En cette nouvelle année qui commence, j’avais envie d’aborder un sujet intimement lié à la transformation numérique des entreprises et à leur management: le changement. Notamment à travers le prisme de la question suivante : quand on parle de changement lié au digital, le changement, c’est pour qui ?
Car le changement, c’est toujours pour les autres. Ce mot est sur les lèvres de tant de dirigeants, de tant de managers, ceux-là même qui sont en position de l’initier, de l’accompagner, de l’accomplir, et qui pourtant ne cessent de l’appeler de leurs vœux comme si c’était d’une volonté externe qu’il devait émaner.
Ce sujet dépasse bien entendu les frontières du digital, mais ce dernier en est un révélateur particulièrement intéressant, ses champs d’application couvrant toutes les fonctions de l’entreprise à travers une large variété de sujets, de la stratégie au modèle économique en passant par la façon de faire collaborer les équipes ou encore de communiquer.

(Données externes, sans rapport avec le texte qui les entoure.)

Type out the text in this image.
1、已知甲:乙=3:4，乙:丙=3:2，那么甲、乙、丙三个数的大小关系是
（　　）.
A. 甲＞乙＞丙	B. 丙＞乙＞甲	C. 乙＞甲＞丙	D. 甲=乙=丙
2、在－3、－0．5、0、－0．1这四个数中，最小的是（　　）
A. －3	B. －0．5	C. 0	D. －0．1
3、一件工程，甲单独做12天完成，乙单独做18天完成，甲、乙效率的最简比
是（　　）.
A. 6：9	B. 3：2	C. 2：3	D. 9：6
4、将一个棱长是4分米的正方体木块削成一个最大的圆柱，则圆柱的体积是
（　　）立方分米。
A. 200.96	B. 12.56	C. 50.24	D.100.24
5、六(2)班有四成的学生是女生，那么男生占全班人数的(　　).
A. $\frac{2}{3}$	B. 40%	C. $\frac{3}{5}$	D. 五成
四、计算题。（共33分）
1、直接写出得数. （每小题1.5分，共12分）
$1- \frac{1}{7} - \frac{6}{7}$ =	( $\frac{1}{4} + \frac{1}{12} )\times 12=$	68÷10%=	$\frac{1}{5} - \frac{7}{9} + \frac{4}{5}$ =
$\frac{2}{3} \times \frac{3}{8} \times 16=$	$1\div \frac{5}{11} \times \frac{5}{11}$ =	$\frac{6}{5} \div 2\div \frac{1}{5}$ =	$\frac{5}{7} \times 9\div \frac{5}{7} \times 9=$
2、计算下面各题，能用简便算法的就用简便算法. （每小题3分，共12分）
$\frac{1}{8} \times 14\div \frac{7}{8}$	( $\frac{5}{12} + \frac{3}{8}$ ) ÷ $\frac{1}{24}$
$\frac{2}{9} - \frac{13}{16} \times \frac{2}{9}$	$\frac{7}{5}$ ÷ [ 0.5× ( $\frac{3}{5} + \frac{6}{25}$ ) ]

A un tel point qu’un CDO (Chief Digital Officers, dont je fais partie) ou assimilé se retrouve souvent le premier sur le front du changement qu’il est censé aider les autres à accomplir ; on l’espère magicien et oracle, il se transforme souvent plus prosaïquement en un couteau suisse plus ou moins bien affûté et utilisé, avec fonctions de kiné, de psy, de coach, d’entraîneur, de chef de projet, de conseiller, de faire-valoir, de caution, de cuisinier, d’acupuncteur, de cireur de chaussures pour certains, et j’en passe… un homme ou une femme à tout faire qui a muté au service du changement qu’il doit distiller, quand l’entreprise continue à y résister.
Entre ceux qui attendent le changement « digital » comme on attend Godot, et ceux qui doivent d’abord muter eux-mêmes pour que l’entreprise puisse les entendre sans parler de les écouter, le véritable changement s’opère pour qui, en fin de compte ?
Ma conviction issue de mon expérience personnelle est que le changement s’opère pour qui agit, et d’abord sur soi. Ce que nous faisons peut nous changer, et ce faisant, peut inciter ou motiver les autres à le faire. Ce que nous disons ne nous change pas, pourquoi changerait-il les autres ?
Ces principes intemporels ne se sont pas créés avec le digital, mais ce dernier les amplifie considérablement au sein des entreprises, car c’est un univers d’expérience et de pratique beaucoup plus que de discours et d’analyses théoriques : mais comment faire, quand un manager ne sait que dire ? Comment changer, quand on l’attend toujours de ses équipes, des autres, mais qu’on ne veut pas changer d’abord soi-même ?
Et surtout, pourquoi le faire, tant qu’on n’y est pas vraiment obligé, tant qu’on n’est pas vraiment au bord du gouffre ? Combien de révolutions n’ont-elles fondamentalement rien changé, et combien de changements d’apparence sont mis en place pour que surtout rien ne change vraiment ?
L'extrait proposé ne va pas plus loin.